Session hijacker - usually a malicious browser component that, after the
victim logs in or begins a browser session, takes over that session to enable a
hacker to exploit it, usually to perform criminal actions, such as transferring
money from the victim‘s bank account.
15. 3.3 SMalL Java Application
The SMalL Java Application is a tool designed to compare available
software security systems. It works in conjunction with the SMalL ontology to
provide better ways by which users can examine similarities and differences between
antivirus solutions.
The application allows the user to add a new antivirus to the ontology and
link its properties to the available malware knowledgebase. The user can afterwards
compare the security systems and see exactly which one prevents against a given type
of malware and which one doesn’t, on which operating system they run .etc.
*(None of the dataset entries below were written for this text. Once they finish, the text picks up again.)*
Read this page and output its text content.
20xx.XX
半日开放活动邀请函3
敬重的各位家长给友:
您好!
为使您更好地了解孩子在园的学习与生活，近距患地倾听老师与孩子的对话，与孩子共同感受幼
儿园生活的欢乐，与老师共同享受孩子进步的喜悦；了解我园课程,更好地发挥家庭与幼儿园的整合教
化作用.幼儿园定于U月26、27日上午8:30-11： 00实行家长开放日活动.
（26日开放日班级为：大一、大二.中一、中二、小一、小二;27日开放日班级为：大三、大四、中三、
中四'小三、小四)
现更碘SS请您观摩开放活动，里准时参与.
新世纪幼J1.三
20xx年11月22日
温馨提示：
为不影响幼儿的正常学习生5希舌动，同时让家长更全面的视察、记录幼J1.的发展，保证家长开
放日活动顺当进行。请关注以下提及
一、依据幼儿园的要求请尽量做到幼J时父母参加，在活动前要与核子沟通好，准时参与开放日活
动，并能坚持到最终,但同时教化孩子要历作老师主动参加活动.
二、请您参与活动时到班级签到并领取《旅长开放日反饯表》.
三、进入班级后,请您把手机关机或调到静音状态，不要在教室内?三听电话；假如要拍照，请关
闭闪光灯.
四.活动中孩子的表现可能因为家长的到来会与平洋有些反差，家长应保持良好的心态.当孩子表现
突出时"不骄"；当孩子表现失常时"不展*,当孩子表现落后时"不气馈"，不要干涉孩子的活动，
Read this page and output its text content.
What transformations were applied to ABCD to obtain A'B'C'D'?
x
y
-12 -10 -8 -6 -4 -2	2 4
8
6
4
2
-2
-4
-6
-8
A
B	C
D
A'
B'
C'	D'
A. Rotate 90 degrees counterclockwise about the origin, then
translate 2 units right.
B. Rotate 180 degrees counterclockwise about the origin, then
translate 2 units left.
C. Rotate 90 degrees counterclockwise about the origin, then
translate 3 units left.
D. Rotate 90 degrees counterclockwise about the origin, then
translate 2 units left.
The
application main windows are presented in Figure2.1, Figure 2.2 and Figure 2.3
3.3 SMalL File Format
We believe that the file format for malware related attacks can be an OWL
file created by extracting data relevant to the given attack directly from the SMalL
Ontology. For example in the case of an adware attack the file could contain the
antivirus used, the operating system it runs on and that the system might also be
infected with a Trojan. If this is the case and the antivirus didn’t manage to find the
Trojan then supplementary scans are required to find the problem. In the case a
system is infected by multiple malware programs then a custom file can be created
and the problems related so that on other occasions the antivirus can check for all of
them when one appears.
3.3 Conclusions
We created an ontology for malicious software classification which is able to
aid the development of malware prevention software by offering a common
knowledge base and a clear classification of the existing security issues. We presented
an application prototype which handles antivirus software comparison based on the
information available in the ontology and user entered data. We also proposed The
SMalL file format which is a comprehensive way to report software security issues
and brings new possibilities regarding scanning for software security problems.